Atomausstieg? Nein danke! – Die Nuklearia im Fernsehen

In deutschen Medien Erwähnung zu finden, passiert Kernkraftbefürwortern eher selten. Die Gründe dafür sind hinlänglich bekannt und nach 30 Jahren grüner Indoktrination nicht weiter verwunderlich.

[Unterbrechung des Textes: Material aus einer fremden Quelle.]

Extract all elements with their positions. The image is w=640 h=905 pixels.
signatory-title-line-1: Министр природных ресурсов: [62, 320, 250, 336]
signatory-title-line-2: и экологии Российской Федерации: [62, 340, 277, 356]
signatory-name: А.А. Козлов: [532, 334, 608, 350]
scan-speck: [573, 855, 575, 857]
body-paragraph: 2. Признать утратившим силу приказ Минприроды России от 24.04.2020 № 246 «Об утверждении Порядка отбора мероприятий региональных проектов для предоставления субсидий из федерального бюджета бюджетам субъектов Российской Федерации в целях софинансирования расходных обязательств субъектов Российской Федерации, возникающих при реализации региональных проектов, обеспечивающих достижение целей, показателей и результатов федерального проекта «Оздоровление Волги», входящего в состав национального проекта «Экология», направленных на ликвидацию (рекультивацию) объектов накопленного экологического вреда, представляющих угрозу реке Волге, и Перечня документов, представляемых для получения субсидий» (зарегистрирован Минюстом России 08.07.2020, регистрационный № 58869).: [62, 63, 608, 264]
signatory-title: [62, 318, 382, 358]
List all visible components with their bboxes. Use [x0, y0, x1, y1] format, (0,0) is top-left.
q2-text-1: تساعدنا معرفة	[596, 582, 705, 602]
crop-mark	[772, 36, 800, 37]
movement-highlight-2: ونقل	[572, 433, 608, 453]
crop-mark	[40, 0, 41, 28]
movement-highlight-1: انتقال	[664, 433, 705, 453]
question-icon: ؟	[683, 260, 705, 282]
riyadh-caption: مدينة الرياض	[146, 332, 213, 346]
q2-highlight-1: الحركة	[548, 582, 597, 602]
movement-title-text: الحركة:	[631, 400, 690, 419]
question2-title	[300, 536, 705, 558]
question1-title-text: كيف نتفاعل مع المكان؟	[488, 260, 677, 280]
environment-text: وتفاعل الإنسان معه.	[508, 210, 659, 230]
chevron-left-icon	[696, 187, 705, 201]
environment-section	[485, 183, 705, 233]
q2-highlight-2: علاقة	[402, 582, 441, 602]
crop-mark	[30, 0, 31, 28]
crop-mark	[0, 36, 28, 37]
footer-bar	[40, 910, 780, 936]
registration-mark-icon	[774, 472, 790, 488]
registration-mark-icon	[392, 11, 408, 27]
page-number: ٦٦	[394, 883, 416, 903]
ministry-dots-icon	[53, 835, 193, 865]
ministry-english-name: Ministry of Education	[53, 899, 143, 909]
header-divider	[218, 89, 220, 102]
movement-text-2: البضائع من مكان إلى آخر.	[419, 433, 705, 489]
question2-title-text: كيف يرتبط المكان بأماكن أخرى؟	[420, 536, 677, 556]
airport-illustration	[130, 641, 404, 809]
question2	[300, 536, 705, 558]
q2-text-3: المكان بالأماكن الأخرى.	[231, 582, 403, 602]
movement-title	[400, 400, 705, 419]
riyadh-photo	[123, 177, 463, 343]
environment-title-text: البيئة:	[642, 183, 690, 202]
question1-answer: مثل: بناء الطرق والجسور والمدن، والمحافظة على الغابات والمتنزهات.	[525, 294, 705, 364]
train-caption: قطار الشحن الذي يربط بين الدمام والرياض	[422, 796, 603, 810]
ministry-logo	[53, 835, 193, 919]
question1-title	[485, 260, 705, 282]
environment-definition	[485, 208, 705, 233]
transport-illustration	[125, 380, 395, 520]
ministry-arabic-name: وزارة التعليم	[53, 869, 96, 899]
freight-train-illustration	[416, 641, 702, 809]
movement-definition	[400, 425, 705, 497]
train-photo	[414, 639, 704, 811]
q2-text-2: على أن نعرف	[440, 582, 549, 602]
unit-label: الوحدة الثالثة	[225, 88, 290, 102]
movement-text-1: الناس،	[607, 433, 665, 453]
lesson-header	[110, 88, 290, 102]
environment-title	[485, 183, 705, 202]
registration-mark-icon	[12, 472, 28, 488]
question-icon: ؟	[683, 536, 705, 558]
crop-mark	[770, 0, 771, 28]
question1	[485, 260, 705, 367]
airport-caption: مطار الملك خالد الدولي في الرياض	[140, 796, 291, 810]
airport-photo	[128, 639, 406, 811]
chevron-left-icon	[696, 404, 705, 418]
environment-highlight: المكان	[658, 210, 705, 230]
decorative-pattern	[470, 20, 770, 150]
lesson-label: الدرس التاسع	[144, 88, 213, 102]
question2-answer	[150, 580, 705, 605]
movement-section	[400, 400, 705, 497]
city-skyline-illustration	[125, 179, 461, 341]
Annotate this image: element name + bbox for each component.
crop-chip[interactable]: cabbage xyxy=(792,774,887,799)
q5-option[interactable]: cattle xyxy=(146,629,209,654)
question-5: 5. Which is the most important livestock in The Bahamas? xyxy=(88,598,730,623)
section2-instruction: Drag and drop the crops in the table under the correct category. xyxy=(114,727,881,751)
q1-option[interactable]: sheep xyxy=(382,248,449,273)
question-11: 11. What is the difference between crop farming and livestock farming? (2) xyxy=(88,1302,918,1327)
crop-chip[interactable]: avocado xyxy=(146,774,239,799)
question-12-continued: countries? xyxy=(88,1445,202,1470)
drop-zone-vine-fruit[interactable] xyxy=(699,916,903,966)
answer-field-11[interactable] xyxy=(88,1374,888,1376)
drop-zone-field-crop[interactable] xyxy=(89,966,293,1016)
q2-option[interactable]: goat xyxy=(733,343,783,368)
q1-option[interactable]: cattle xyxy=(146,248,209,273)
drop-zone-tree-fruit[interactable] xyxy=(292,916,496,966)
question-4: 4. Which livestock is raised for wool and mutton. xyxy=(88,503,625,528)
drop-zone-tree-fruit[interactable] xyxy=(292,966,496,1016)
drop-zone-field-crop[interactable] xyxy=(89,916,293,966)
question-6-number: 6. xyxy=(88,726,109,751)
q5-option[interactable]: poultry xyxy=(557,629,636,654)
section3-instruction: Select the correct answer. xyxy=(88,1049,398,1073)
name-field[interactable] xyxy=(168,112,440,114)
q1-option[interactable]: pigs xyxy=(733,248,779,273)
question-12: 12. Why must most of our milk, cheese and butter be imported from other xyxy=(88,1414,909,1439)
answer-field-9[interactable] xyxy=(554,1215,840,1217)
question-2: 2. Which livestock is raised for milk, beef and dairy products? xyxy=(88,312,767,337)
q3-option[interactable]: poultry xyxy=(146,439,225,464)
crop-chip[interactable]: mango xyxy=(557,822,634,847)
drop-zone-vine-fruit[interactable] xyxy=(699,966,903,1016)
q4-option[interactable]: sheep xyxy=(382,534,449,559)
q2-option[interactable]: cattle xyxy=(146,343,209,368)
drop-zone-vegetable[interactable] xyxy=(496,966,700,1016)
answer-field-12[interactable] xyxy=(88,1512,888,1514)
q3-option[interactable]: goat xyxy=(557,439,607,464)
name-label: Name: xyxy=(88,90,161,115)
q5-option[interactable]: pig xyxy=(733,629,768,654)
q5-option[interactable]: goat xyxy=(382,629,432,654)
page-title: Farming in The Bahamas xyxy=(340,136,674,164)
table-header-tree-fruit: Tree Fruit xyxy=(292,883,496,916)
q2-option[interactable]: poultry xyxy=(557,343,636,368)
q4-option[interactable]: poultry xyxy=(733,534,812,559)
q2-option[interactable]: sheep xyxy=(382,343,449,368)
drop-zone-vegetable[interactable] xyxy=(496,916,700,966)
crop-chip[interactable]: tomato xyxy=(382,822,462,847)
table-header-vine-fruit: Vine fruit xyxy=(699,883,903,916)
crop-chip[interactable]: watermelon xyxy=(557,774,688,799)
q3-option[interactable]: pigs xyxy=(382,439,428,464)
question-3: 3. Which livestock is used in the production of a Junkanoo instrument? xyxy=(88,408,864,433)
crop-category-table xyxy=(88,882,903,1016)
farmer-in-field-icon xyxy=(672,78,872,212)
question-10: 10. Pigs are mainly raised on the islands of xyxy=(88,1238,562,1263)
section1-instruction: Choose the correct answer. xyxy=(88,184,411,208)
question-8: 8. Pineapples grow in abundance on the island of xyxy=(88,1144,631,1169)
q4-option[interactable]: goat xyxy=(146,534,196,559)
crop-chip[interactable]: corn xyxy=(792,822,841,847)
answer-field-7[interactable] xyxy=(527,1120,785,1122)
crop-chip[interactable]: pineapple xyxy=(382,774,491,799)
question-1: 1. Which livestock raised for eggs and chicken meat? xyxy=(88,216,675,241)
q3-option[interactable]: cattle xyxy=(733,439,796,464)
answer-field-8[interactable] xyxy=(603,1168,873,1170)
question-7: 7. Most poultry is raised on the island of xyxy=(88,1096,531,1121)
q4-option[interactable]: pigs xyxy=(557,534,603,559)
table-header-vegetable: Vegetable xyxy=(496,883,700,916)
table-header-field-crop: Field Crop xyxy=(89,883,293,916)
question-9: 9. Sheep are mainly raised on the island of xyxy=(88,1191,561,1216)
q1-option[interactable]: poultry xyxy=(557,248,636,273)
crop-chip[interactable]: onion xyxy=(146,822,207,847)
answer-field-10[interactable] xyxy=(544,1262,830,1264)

Umso mehr habe ich mich neulich über eine Interviewanfrage des russischen Fernsehsenders Russia Today TV (RT) gefreut. Was ich zuvor nicht wußte: RT bringt einen englischsprachigen 24-Stunden-Livestream und veröffentlicht die Einzelbeiträge auf Youtube. RT ist nach eigenen Angaben der erste Nachrichtenkanal mit mehr als einer Milliarde Youtube-Views.

Tatiana, Peter und Stan trafen uns zum Interview am 5. Dezember in Essen.

Der fertige Beitrag „No to Nuclear? Pros & cons of green energy in Germany“ ist nach der Ausstrahlung im RT-Liveprogramm nun auf Youtube zu sehen (3:04 min).

Kernenergie sei in Deutschland ein Tabuthema geworden, meint Reporter Peter Oliver. Ich ergänze: Dieses Tabu ist die Folge von 30 Jahren grüner Indoktrination in Deutschland. Kernenergie ist etwas Böses: Das haben viele Menschen von Geburt an gehört und verinnerlicht. Offenenheit für andere Überlegungen und Ideen ist selten.

Was sind das für Aspekte? Im Gespräch mit Peter Oliver habe ich auf moderne, inhärent sichere Reaktorkonzepte verwiesen, von denen die wenigsten etwas wissen. Ebenso ist so gut wie unbekannt ist, daß Kernenergie von allen Energieformen – erneuerbare eingeschlossen – die wenigsten Opfer pro erzeugter Strommenge zu beklagen hat. Das fehlt im Video leider, aber so ein Drei-Minuten-Beitrag muß ja auch strikt bei einem Thema bleiben.

Die Energiewende hat ihren Preis, und bezahlt wird der von den Verbrauchern über ständig steigende Strompreise. 185 Euro Mehrkosten waren es 2013 für den durchschnittlichen Haushalt.

Doch nicht alle nehmen die Energiewende kritiklos hin, erläutert Peter Oliver und verweist auf die Nuklearia. Ich ergänze: Wer Geld hat, wer zur Zielgruppe der Energiewende gehört, kann sich leisten, was er für eine gute Sache hält. Alle anderen bleiben auf der Strecke.

Doch obwohl Kernenergie große Mengen Strom relativ billig und unabahängig vom Wetter erzeugen kann, haben es Kernkraftbefürworter in Deutschland schwer, Gehör zu finden.

Teil des Problems ist, daß die Menschen in Sachen Stromversorgung erschreckend naiv seien. Für viele komme der Strom einfach aus der Steckdose, so Prof. Dr. Frank Endres von der Technischen Universität Clausthal. Die Menschen wüßten nicht, was es bedeute, ein Stromnetz stabil zu halten. Dafür  seien aber Großkraftwerke nötig: Kernkraft, Kohle oder Gas.

Für Dr. Hermann Hinsch trägt der deutsche Stromausstieg nach Fukushima ökoreligiöse Züge. Man begehe eine Sünde, erschaffe etwas Böses, und wie bei anderen Religionen führe das zum Ende der Welt, so der Radiologe.

Und während die Strompreise weiter steigen, werden fossile Kraftwerke gebaut. Sie springen ein, wenn der Wind nicht weht oder die Sonne nicht scheint. Deutschlands grüne Revolution versinkt im Kohlenstaub.

Inzwischen mehren sich die kritischen Stimmen an der Energiewende auch in Deutschland, zum Beispiel dieser Artikel in der »Welt« vom 24. Dezember. Ob das auch zu einem verstärkten Medieninteresse an Kernenergiethemen führen wird, werden wir sehen. Für Januar hat sich jedenfalls schon mal das nächste Fernsehteam angesagt – aus Schweden.